Tunc tetigit oculos eorum, dicens: Secundum fidem vestram, fiat vobis.
30 Ve adamların gözleri açıldı. İsa, “Sakın kimse bunu bilmesin” diyerek onları sıkı sıkı uyardı.
Et aperti sunt oculi eorum: et comminatus est illis Jesus, dicens: Videte ne quis sciat.
31 Onlar ise çıkıp İsa'yla ilgili haberi bütün bölgeye yaydılar.
Illi autem exeuntes, diffamaverunt eum in tota terra illa.
32 Adamlar çıkarken İsa'ya dilsiz bir cinli getirdiler.
Egressis autem illis, ecce obtulerunt ei hominem mutum, dæmonium habentem.
33 Cin kovulunca adamın dili çözüldü.

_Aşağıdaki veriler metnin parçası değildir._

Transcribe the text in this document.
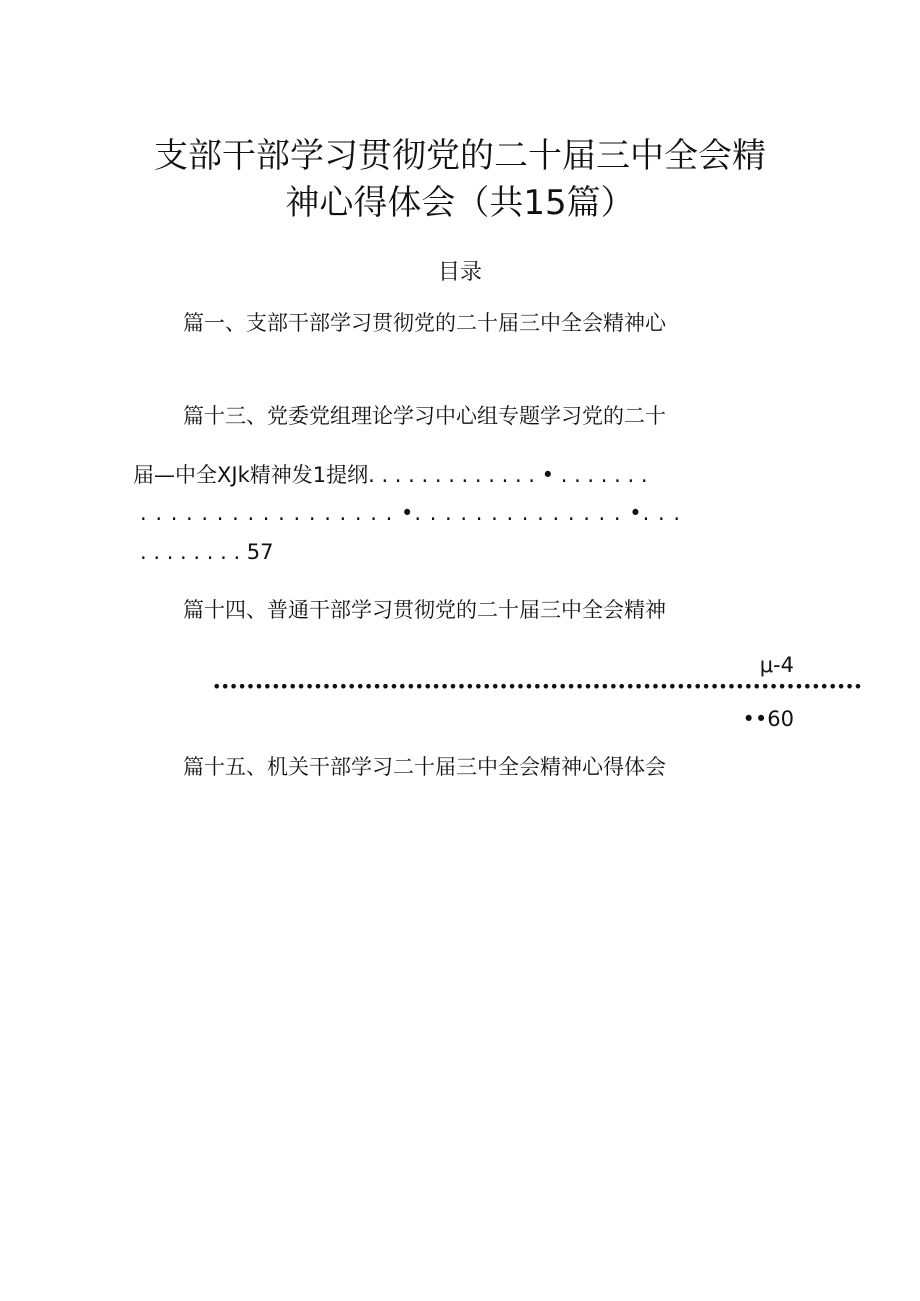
支部干部学习贯彻党的二十届三中全会精
神心得体会（共15篇）
目录
篇一、支部干部学习贯彻党的二十届三中全会精神心
篇十三、党委党组理论学习中心组专题学习党的二十
届—中全XJk精神发1提纲. . . . . . . . . . . . . • . . . . . . .
. . . . . . . . . . . . . . . . . •. . . . . . . . . . . . . . •. . .
. . . . . . . . 57
篇十四、普通干部学习贯彻党的二十届三中全会精神
μ-4
•••••••••••••••••••••••••••••••••••••••••••••••••••••••••••••••••••••••••••••
••60
篇十五、机关干部学习二十届三中全会精神心得体会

Halk hayret içinde, “İsrail'de böylesi hiç görülmemiştir” diyordu.
Et ejecto dæmonio, locutus est mutus, et miratæ sunt turbæ, dicentes: Numquam apparuit sic in Israël.
34 Ferisiler ise, “Cinleri, cinlerin önderinin gücüyle kovuyor” diyorlardı.
Pharisæi autem dicebant: In principe dæmoniorum ejicit dæmones.
35 İsa bütün kent ve köyleri dolaşarak havralarda öğretiyor, göksel egemenliğin Müjdesi'ni duyuruyor, her hastalığı, her illeti iyileştiriyordu.
Et circuibat Jesus omnes civitates, et castella, docens in synagogis eorum, et prædicans Evangelium regni, et curans omnem languorem, et omnem infirmitatem.
36 Kalabalıkları görünce onlara acıdı. Çünkü çobansız koyunlar gibi şaşkın ve perişandılar.
Videns autem turbas, misertus est eis: quia erant vexati, et jacentes sicut oves non habentes pastorem.
37 O zaman İsa öğrencilerine, “Ürün bol, ama işçi az” dedi,
Tunc dicit discipulis suis: Messis quidem multa, operarii autem pauci.
38 “Bu nedenle ürünün sahibi Rab'be yalvarın, ürününü kaldıracak işçiler göndersin.”
Rogate ergo Dominum messis, ut mittat operarios in messem suam.